In Kansas, for example we can't order it shipped in. It has to go to a retail liquor store directly to be picked up there. No local liquor store owners owe me any favors, so this option isn't going to happen. The best I can do is convince them to order in a specific brand, assuming their wholesaler even carries the brand. 

Kansas has some really silly liquor laws. For example, a cousin works at a liquor store and tiny convenience store combination located within the same building. A wall separates the two stores and no door is permitted between the two establishments. A seperate entrance is required for the liquor store and no other products can be sold in that part of the building. Likewise, no liquor can be sold in the convenience store part! They literally have to go out one door and into the other to sell you a bottle of hooch, then go out of the liquor store part & into the other store to sell you some mixer to go with it!!!!!!!:doh: You also have to write two checks or two swipes of the debit card, one at each part of the establishment. Talk about strange laws!


----------



## Tom G. Laury (May 24, 2008)

*Swobee*

Well, isn't that so the rest of the town can watch and see WHO goes in the liquor store?  Nothing like those small towns!


----------



## Swobee (May 18, 2007)

Tom, you may be on to something. I think some of our liquor laws were penned by people with absolutely nothing else to do. Carry A Nation was one of our early famous Kansas women and her spirit lives on! 
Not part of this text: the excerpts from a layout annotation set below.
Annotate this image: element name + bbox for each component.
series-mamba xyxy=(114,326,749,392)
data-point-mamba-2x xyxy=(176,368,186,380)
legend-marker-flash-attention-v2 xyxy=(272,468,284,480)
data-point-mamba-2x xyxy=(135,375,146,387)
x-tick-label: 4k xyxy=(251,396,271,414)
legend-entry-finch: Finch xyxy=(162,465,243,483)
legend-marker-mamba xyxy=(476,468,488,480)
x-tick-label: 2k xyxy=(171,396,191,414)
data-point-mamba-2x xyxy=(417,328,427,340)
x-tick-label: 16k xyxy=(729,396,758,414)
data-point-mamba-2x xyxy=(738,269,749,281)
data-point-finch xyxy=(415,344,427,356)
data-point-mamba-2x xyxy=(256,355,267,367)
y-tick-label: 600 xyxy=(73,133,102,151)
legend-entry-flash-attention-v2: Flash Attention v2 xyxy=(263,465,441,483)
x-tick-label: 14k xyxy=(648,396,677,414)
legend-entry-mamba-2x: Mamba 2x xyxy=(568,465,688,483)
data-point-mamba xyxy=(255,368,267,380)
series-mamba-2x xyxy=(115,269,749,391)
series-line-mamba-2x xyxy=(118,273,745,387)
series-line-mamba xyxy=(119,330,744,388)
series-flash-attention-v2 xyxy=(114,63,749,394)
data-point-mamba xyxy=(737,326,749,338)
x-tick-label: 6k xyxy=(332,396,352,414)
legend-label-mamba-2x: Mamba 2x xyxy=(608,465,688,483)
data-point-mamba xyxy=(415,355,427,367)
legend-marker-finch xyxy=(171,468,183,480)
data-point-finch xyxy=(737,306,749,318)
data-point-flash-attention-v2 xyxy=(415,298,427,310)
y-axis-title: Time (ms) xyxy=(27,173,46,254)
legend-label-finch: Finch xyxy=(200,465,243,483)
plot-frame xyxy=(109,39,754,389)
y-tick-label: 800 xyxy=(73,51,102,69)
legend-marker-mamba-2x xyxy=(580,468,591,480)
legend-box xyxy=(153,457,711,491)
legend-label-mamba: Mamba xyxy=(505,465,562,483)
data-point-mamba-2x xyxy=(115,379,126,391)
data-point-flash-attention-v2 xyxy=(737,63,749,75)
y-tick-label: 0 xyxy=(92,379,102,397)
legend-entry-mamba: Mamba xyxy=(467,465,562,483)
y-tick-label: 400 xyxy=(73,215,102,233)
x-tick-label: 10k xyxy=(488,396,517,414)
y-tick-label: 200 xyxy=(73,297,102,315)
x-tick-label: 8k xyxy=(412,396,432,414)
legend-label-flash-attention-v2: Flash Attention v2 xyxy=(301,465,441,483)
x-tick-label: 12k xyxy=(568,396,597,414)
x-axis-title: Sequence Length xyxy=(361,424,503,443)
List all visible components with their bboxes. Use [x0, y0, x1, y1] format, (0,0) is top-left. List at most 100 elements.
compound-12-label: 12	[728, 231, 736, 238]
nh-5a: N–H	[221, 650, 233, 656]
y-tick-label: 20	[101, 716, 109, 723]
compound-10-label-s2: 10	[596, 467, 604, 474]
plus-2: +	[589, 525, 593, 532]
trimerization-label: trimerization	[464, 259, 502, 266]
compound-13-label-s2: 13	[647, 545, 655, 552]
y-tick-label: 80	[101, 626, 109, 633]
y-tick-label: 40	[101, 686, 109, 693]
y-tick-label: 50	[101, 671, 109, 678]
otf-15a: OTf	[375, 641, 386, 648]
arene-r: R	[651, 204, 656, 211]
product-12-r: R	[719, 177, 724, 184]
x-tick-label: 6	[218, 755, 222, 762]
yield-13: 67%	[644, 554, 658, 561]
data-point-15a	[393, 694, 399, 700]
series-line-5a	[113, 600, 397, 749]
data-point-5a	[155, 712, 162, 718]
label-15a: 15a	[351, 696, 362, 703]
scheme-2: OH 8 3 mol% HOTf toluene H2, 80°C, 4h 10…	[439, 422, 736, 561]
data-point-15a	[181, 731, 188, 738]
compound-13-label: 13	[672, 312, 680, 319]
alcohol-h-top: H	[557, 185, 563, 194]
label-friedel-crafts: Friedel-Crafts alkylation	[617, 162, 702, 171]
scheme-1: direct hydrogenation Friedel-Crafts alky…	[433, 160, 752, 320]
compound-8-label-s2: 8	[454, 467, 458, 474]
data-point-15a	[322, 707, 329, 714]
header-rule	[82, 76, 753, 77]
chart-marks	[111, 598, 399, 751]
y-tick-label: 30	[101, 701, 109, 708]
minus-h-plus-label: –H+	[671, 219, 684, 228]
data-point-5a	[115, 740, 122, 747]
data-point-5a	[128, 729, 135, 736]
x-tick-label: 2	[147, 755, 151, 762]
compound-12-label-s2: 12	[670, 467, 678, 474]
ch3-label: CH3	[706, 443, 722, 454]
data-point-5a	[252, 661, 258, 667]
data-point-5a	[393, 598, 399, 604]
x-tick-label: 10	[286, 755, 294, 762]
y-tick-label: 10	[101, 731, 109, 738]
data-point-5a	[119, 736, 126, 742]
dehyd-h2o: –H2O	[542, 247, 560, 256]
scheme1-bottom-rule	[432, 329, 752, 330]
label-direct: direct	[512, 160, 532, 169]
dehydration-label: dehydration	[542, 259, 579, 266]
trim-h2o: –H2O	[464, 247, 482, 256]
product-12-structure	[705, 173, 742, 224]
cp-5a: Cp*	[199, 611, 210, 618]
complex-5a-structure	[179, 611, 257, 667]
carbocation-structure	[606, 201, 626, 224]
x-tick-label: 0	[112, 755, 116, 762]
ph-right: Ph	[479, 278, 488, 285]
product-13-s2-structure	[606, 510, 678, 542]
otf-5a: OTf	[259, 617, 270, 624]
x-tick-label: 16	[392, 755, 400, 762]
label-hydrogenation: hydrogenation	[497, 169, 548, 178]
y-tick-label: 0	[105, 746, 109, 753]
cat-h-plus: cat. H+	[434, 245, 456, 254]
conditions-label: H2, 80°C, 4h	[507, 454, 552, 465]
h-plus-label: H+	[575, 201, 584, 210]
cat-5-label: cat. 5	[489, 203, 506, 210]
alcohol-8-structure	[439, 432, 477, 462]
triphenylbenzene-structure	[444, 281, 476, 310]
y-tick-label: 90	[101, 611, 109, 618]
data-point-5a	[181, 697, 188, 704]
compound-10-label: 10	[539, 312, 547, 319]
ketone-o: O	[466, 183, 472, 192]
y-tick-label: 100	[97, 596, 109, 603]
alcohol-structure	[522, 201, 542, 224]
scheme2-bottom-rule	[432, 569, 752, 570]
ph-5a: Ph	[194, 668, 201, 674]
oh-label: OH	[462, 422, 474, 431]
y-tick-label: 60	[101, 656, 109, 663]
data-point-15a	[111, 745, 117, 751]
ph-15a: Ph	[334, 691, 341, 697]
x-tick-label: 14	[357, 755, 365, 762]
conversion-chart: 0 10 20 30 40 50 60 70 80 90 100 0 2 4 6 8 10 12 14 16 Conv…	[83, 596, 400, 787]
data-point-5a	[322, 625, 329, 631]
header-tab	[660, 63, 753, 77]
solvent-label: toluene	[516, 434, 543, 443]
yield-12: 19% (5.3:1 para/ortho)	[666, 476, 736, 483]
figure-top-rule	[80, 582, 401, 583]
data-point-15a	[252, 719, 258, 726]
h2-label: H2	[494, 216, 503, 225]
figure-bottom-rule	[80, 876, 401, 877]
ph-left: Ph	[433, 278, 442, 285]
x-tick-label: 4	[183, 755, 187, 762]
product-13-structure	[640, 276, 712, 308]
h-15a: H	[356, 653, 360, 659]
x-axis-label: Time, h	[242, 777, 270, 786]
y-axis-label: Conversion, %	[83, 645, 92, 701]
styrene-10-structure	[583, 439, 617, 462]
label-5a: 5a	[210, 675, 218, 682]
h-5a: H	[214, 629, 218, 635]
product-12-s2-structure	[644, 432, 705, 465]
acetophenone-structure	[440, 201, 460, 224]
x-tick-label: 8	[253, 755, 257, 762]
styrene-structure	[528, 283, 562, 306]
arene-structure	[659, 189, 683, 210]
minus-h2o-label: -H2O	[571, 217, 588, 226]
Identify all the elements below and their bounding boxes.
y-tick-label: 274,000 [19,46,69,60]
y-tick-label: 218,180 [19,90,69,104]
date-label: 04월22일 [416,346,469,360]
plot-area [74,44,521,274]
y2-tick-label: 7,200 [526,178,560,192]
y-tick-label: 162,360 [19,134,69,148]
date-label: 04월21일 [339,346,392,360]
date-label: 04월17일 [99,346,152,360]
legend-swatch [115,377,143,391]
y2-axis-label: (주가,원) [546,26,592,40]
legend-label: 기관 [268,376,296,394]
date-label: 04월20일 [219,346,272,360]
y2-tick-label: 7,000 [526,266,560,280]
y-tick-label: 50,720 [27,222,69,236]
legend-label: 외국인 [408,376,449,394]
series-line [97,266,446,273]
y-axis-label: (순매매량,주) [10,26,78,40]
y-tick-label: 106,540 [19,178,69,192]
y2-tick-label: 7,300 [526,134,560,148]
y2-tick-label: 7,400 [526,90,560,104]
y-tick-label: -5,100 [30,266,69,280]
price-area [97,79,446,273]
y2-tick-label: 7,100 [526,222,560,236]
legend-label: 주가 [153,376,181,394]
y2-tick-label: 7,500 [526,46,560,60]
You could not buy liquor by the drink back then, except in the event of private clubs only. Beer still cannot be purchased on sundays or during any time the voting polls are open. During the mid-late '70's, our state attorney general would plant KBI agents on commercial air craft to catch those who sold liquor over Kansas' air space. He made Kansas famous like nobody else in those days. It was finally decided in court that Ks. didn't own the air space afterall and if United or PanAm wanted to sell a mixed drink over the high plains of Ks., it was just fine. 

He also conducted a number of raids at late night adult movie shows. Porn was another vice he didn't care much for apparently.


----------